We lament that we have listened to corrupt conversations when we should have rebuked them : everything we have done that suggested evil to others : idleness that encourages thoughts of evil.

As a nation we mourn and lament over foolish jesting and talk that is inappropriate, giving respect to those men and women made in your image who live to debase and destroy their fellow humans.

6.5   O Lord, you alone are faithful and true, we confess all our unfaithfulness. Thou know what wrongs are done among us : what unfairness in contracts : what dishonesty in business : what oppression of the poor, what extortion : what bribery, what covetousness.
We think too much of gain and too little of men's souls.
Men add field to field and drive your people from the land :
Men increase their wealth while impoverishing others:
Strive to be rich at the cost of a brother : grow rich and despise you.
We mourn over our nation's love of luxurious living, excessive spending, wastefulness.

6.6  Idleness. 

Almighty God, who is ever working for our good, we mourn over any neglect of work of which we have been guilty : our lack of diligence in it : our lack of care in what you have given us : our distracting care about the future, what we shall eat and drink, and how shall we shall be clothed.

6.7  Our love of money.

O Lord, who possesses all things and yet made yourself poor for men, ; we mourn over our trust in money rather than in your loving protection : over our too eager desire to get it : our discontent without it.
Men keep it as if you had not made them stewards : seek it as if it would never perish.
We have not given it freely even for the preaching of your Gospel.
We have spent lavishly on our own desires and grudged your Church a little.

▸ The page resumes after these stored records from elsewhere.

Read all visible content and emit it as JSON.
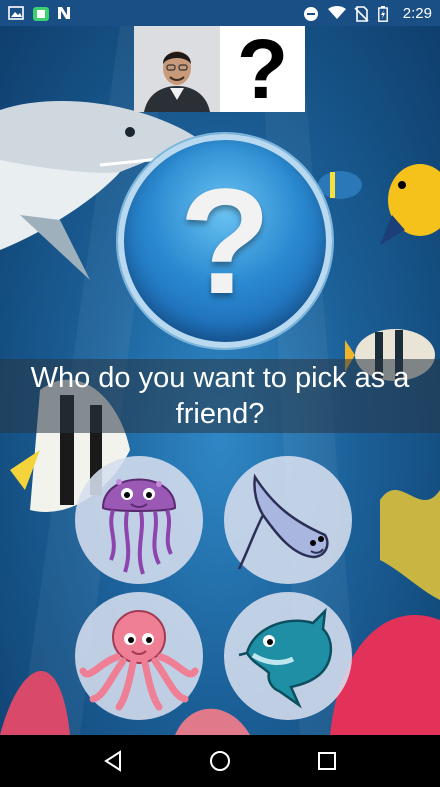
{
  "status_bar": {
    "time": "2:29",
    "left_icons": [
      "image-icon",
      "app-notification-icon",
      "n-app-icon"
    ],
    "right_icons": [
      "do-not-disturb-icon",
      "wifi-icon",
      "no-sim-icon",
      "battery-charging-icon"
    ]
  },
  "video_strip": {
    "caller_video": "caller-camera-feed",
    "unknown_symbol": "?"
  },
  "question_button": {
    "symbol": "?"
  },
  "prompt": {
    "text": "Who do you want to pick as a friend?"
  },
  "choices": [
    {
      "name": "jellyfish",
      "color": "#9b59b6"
    },
    {
      "name": "manta-ray",
      "color": "#a9b6e0"
    },
    {
      "name": "octopus",
      "color": "#ef7f95"
    },
    {
      "name": "dolphin",
      "color": "#1f8fa6"
    }
  ],
  "nav_bar": {
    "buttons": [
      "back-icon",
      "home-icon",
      "recents-icon"
    ]
  },
  "colors": {
    "status_bar": "#1a4f86",
    "ocean": "#1b5f97",
    "accent_blue": "#2a89d0"
  }
}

6.8  O God, who is light and truth, and in whom is no darkness, we mourn over our love of that which is not true : that we have too often prejudiced or perverted the truth : if we have hurt the good name of others : if we have sometimes supported an evil cause or have withstood and crushed a good cause,

6.9 We have called evil good, and good evil : sometimes praised, rewarded wickedness, excused or extenuated sin, censured righteousness.
We have been silent when we should have defended the right or withstood the wrong : or when we spoke, we spoke unreasonably, maliciously, or with a wrong intention.

6.10  .0 God, have mercy upon us if at any moment we have been guilty of slandering a brother : back-biting, diminishing others : tale-bearing, scoffing, reviling : misconstruing his words, actions, intentions : flattering him.

6.11   Have mercy upon us if we have at any time spread a false report : endeavoured or desired to impair the credit of others : rejoiced in their disgrace, loss, failure : suspected evil of those who were good : spoken against or felt contempt for any of your children : neglected to speak well of those who were wrongly reviled, or to hide the shame of a brother, or to defend the innocent.

We mourn that we are so ready to believe evil of men, so slow to believe good.
We mourn that it is hard to aim for and practise those things that are noble, right, pure, lovely, admirable, excellent or praiseworthy

6.12  Have mercy upon us, for we are often discontented with our condition, with your dealings, discipline, corrections : envying and grieving at the good of others : vexed that others are better than we are, that they are placed in more favourable circumstances, born with fewer temptations in body and soul : uncharitable and unkindly in thought towards others : unwilling to further another's cause.